Gustafson started his business, the Golden Carrot Bakery, to turn his hobby of baking into a profession.

He started by selling cakes to restaurants and businesses, and in August 2001, he began the Gourmet Club, a service in which he delivers his pastries, including croissants, scones, and muffins, to his clients' doorsteps.

"There's this theme I get in a lot of the responses that it's the perfect Iowa City business," Gustafson said. "I've heard Iowa City called the Athens of the Midwest, and maybe here we just like nifty things, I guess."

Maxwell Ostby, a friend and client of Gustafson, said his family, including his four kids, loves the pastries, especially the croissants.

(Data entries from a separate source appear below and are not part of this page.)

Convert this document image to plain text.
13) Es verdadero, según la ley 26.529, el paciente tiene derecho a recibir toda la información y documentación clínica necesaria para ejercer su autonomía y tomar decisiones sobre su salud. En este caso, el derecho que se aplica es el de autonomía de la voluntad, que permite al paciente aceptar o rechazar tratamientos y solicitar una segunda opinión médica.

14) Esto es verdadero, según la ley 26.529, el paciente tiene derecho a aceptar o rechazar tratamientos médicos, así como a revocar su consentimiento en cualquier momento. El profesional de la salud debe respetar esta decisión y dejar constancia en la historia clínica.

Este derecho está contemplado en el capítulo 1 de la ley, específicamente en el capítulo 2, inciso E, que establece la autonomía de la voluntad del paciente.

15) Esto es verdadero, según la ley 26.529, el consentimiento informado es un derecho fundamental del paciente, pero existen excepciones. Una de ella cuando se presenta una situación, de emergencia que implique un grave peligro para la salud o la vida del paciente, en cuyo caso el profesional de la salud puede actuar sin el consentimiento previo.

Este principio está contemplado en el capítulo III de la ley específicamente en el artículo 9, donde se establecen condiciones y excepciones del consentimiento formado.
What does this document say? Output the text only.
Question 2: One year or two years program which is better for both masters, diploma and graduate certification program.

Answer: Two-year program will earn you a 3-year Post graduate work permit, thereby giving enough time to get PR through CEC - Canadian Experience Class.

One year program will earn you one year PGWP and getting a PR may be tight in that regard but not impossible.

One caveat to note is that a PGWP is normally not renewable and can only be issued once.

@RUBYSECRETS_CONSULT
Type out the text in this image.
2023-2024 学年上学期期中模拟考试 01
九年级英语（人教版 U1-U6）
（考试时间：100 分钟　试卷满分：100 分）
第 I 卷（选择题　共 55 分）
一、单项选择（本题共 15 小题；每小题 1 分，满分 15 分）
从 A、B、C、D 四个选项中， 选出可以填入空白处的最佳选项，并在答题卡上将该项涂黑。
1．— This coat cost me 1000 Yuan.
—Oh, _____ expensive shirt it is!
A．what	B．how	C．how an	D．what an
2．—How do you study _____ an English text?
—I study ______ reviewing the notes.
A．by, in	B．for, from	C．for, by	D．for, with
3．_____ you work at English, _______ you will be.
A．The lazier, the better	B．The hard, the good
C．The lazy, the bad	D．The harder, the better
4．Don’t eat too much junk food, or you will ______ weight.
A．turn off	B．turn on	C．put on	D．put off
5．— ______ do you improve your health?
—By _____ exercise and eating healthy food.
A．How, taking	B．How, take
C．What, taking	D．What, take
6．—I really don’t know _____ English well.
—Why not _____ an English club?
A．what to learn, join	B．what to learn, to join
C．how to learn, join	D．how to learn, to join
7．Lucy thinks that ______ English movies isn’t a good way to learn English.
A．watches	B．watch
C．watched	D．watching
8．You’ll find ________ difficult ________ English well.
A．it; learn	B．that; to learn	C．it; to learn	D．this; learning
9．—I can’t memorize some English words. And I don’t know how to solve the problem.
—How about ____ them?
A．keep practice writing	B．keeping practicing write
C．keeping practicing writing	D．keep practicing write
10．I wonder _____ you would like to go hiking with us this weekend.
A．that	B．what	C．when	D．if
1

"There's just this perfect crust on the outside and on the inside, it looks like a crashing wave — just this spiral of dough," Ostby said. "It's just soft and delicious and buttery and insanely good."

The University of Iowa graduate with a degree in French said he always loved eating, but it was hard for him to find the perfect cakes and pastries with satisfying ingredients. This preference for substance rather than a sugar rush probably comes from growing up with his father's cooking.

"He's not really fancy — it's just whatever he makes is really good even if it's a simple item," he said. "Maybe it's my bias because he's my dad, but it just tastes better than anybody else's."

Gustafson's friend and his former manager from his time working as a cook at Shakespeare's Pub & Grill, Christina Sjogren, said Gustafson is very hardworking and dedicated to his career.

"Just from knowing Gus, I know his baking is very personal to him," she said. "It's something that he spent a lot of time on and really developed his skills at."

Gustafson tries to be in bed by 4 p.m., so he can get up at midnight, plan out his day, spend some quiet time with his thoughts, and then spend four hours tearing up his kitchen in a flurry of baking.

"That's where a lot of the acceptance and deep breaths come in, when you're trying to bake a hundred pastries before 5:30 in the morning," he said.

Eventually, the baker hopes to have a store in which he could offer coffee and sandwiches in addition to his pastries and cakes and create employment for more people.

"The little notes I get when people first start up that say, 'Wow the chocolate croissants are amazing' [are] a lot of positive reinforcement that I think anyone would enjoy having a hand in," Gustafson said.